An old-fashioned journey with newfangled distractions.
Stop me if you've heard this before: A bunch of suburban kids befriend an alien entity and must avoid parents and authorities alike in their mission to send it back home. Earth to Echo makes no secret of its foremost influences, which include E.T. the Extra-Terrestrial, Batteries Not Included and any number of similar adventures produced during Steven Spielberg's Amblin heyday in the '80s, with a little of his Close Encounters of the Third Kind and Joe Dante's Explorers thrown in for good measure.
Echo also boasts an oft-distracting "shaky-cam" gimmick, which has been perpetuated by the success of Chronicle and Cloverfield, not to mention the simple budgetary appeal of not having to worry about pesky things like coherence. Despite the irritating aesthetic, Dave Green's first feature still makes for a brisk, appealing adventure capably anchored by four young actors.
Tuck (Brian "Astro" Bradley) is our intrepid videographer, encouraged to continue filming every moment around best friends Alex (Teo Halm) and Munch (Reese Hartwig) once the threat of eminent domain has forced their families to vacate their Nevada suburb. On their last day together, all three see their phones lit up by a mysterious message. They bike off into the nearby desert to discover its sender, a wide-eyed robotic alien they decide to name Echo. (Picture a cross between Wall-E and Clash of the Titans' robotic owl sidekick, Bubo.) Of course, they're not the only ones looking for him.
Echo operates at the crossroads between kids who still bike everywhere they need to go and kids who can never put down their phones, updating an old-fashioned journey with newfangled distractions. An after-the-fact framing device is meant to justify Tuck's incessant narration, editing and even music.
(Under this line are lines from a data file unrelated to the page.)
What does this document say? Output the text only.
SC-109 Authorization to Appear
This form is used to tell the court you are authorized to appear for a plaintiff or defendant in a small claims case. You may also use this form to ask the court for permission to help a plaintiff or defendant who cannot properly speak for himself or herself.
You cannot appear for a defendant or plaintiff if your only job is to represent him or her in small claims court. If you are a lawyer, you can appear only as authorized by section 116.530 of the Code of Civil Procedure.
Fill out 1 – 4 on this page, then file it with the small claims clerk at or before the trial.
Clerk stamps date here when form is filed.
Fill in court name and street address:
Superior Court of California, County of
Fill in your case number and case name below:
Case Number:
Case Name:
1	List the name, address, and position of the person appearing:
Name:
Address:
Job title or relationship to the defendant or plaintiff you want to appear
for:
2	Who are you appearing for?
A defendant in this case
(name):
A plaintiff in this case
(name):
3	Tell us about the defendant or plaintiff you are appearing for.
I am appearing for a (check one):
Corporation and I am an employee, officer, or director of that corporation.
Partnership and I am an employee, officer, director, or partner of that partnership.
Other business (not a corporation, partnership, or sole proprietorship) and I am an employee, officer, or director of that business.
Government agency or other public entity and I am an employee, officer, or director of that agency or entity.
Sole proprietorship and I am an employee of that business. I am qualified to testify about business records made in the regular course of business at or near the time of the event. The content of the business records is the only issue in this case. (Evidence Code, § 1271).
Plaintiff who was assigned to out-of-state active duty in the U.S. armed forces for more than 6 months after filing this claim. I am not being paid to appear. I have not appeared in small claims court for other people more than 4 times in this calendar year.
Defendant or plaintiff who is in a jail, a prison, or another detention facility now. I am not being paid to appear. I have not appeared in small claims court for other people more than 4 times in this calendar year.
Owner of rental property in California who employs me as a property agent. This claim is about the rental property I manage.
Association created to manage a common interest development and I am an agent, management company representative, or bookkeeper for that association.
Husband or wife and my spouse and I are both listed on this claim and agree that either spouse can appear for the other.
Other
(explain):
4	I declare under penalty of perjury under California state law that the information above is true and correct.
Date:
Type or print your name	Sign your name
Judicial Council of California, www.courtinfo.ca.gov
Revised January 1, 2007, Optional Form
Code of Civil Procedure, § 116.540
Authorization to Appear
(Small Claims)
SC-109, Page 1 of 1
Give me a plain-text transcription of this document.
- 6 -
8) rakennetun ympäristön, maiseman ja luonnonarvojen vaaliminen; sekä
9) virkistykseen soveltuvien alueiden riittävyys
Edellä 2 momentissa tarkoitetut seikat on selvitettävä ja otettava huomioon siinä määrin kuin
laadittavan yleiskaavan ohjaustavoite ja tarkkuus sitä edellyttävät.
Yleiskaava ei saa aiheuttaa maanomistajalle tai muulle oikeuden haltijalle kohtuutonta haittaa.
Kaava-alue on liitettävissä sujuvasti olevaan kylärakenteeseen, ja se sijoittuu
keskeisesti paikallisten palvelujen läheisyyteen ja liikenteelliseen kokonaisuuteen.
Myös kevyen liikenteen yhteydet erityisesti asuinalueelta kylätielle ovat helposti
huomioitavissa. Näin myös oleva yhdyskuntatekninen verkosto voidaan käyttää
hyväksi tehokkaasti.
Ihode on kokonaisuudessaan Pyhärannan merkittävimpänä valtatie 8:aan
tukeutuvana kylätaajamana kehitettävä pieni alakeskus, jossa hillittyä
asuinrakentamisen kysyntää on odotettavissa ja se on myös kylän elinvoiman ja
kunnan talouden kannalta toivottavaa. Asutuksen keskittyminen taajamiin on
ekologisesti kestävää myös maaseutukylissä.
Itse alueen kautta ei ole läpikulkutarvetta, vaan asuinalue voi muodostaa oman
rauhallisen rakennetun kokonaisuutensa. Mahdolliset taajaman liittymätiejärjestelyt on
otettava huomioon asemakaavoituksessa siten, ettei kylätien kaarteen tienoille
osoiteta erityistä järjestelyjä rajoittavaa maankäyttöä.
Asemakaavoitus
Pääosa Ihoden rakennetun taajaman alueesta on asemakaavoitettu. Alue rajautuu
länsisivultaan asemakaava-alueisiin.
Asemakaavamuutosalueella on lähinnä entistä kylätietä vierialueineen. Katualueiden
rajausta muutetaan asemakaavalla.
While that might suit both a self-involved generation and a wistful tone, the forced first-person perspective tends to distance the viewer from the action as much as the interactions between these close pals and the girl next door (Ella Wahlestedt), who tags along mostly to suit the film's need for a token female presence.
Thankfully, thin characterizations don't stifle the naturally endearing performances from the four leads, with Hartwig getting the lion's share of the laughs. (At one point, reluctant to fake a sleepover alibi, he shouts, "My mom just went through a divorce! She already has enough guys lying to her!") Echo himself is a cute creation, speaking solely in beeps and always seeking out spare parts. Truth be told, it's a fitting modus operandi given the magpie ways of the film that shares his name. Echo is a small-scale and squeaky-clean alternative to blockbuster bombast, about as unoriginal as it is fundamentally inoffensive.